Memory B cells are involved in long-term maintenance of antibody-dependent immunologic disorders. Therefore, it is essential to understand how the restimulation of FVIII-specific memory B cells in hemophilia A with FVIII inhibitors is regulated. We asked whether concurrent activation of the innate immune system by an agonist for toll-like receptor (TLR) 7 is able to facilitate the differentiation of FVIII-specific memory B cells in the absence of T-cell help. TLR7 recognizes single-stranded RNA as contained in RNA viruses such as influenza, Sendai, and Coxsackie B viruses. Our results indicate that highly purified murine memory B cells do not differentiate into FVIII-specific antibody-secreting cells in the presence of FVIII and the TLR7 agonist when cultured in the absence of CD4(+) T cells. However, CD11c(+) dendritic cells facilitate the T cell-independent differentiation of FVIII-specific memory B cells but only in the presence of FVIII and the TLR7 agonist. In contrast to T cell-dependent restimulation, the antibody response after T cell-independent restimulation of FVIII-specific memory B cells is skewed toward IgG2a, an antibody subclass that is efficient in activating the complement system and in inducing Fc-receptor-mediated effector functions, both are required for effective immune responses against pathogens.

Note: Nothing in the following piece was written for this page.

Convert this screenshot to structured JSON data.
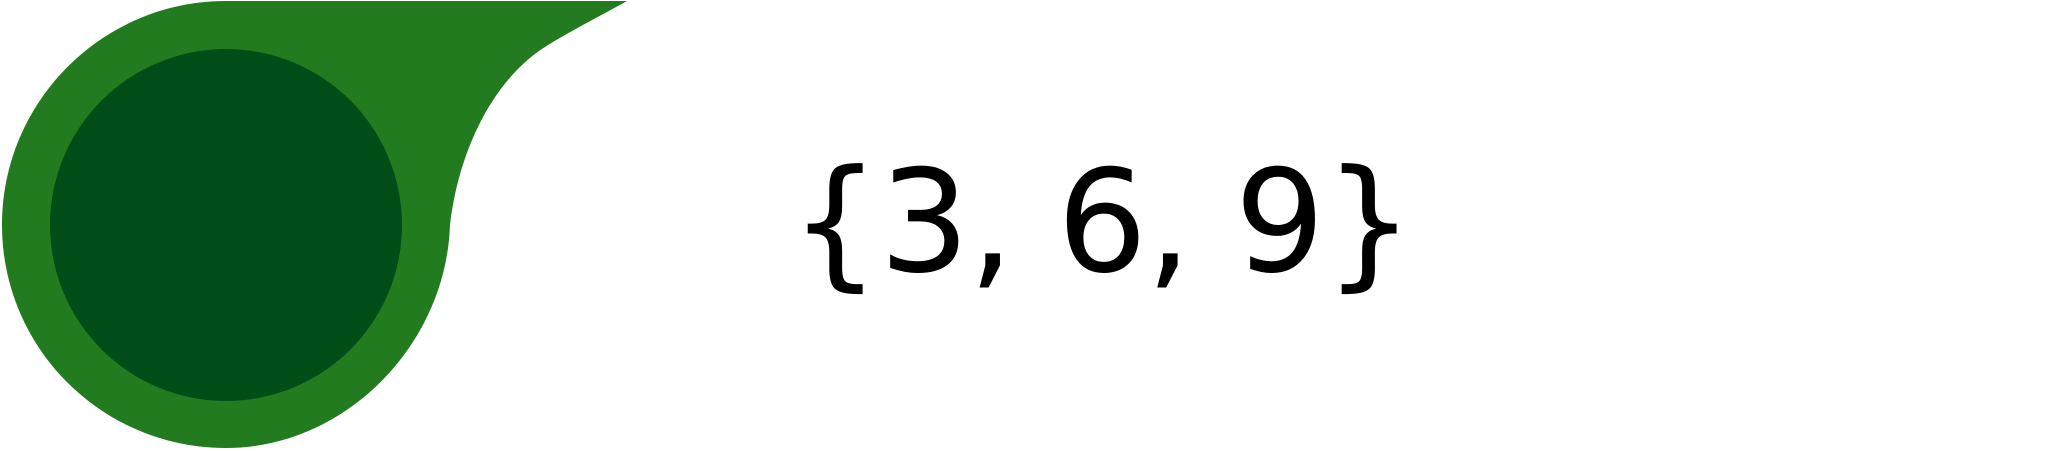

Maintenance and break of immune tolerance against human factor VIII in a new transgenic hemophilic mouse model.

Replacement of the missing factor VIII (FVIII) is the current standard of care for patients with hemophilia A. However, the short half-life of FVIII makes frequent treatment necessary. Current efforts focus on the development of longer-acting FVIII concentrates by introducing chemical and genetic modifications to the protein. Any modification of the FVIII protein, however, risks increasing its immunogenic potential to induce neutralizing antibodies (FVIII inhibitors), and this is one of the major complications in current therapy. It would be highly desirable to identify candidates with a high risk for increased immunogenicity before entering clinical development to minimize the risk of exposing patients to such altered FVIII proteins. In the present study, we describe a transgenic mouse line that expresses a human F8 cDNA. This mouse is immunologically tolerant to therapeutic doses of native human FVIII but is able to mount an antibody response when challenged with a modified FVIII protein that possesses altered immunogenic properties. In this situation, immunologic tolerance breaks down and antibodies develop that recognize both the modified and the native human FVIII. The applicability of this new model for preclinical immunogenicity assessment of new FVIII molecules and its potential use for basic research are discussed.

Development of a transgenic mouse model with immune tolerance for human coagulation factor VIIa.

PURPOSE: Human factor VIIa (FVIIa) is commonly used as bypassing therapy to treat bleeding episodes in hemophilia patients with neutralizing antibodies to factors VIII (FVIII) or IX (FIX). There is a need for a suitable animal model to assess the immunogenicity of new FVIIa products during preclinical development. The aim of this study was the design of a novel transgenic mouse model with immune tolerance to human FVIIa. METHODS: The model was generated by transgenic expression of human F7 cDNA. FVIIa-specific immune responses after treatment with human FVIIa were assessed by analyzing circulating antibodies, antibody producing plasma cells and CD4(+) T cells. RESULTS: In contrast to wild-type mice, human FVII transgenic mice did not develop antibodies when treated with human FVIIa. The immune tolerance was specific and could be broken by application of human FVIIa together with a strong stimulus of the innate immune system. Break of tolerance was associated with increased numbers of pro-inflammatory FVIIa-specific CD4(+) T cells. CONCLUSIONS: The new mouse model is suitable to study the influence of the innate immune system on maintenance and break of immune tolerance against FVIIa and could be used to assess the immunogenicity of new FVIIa products during pre-clinical development.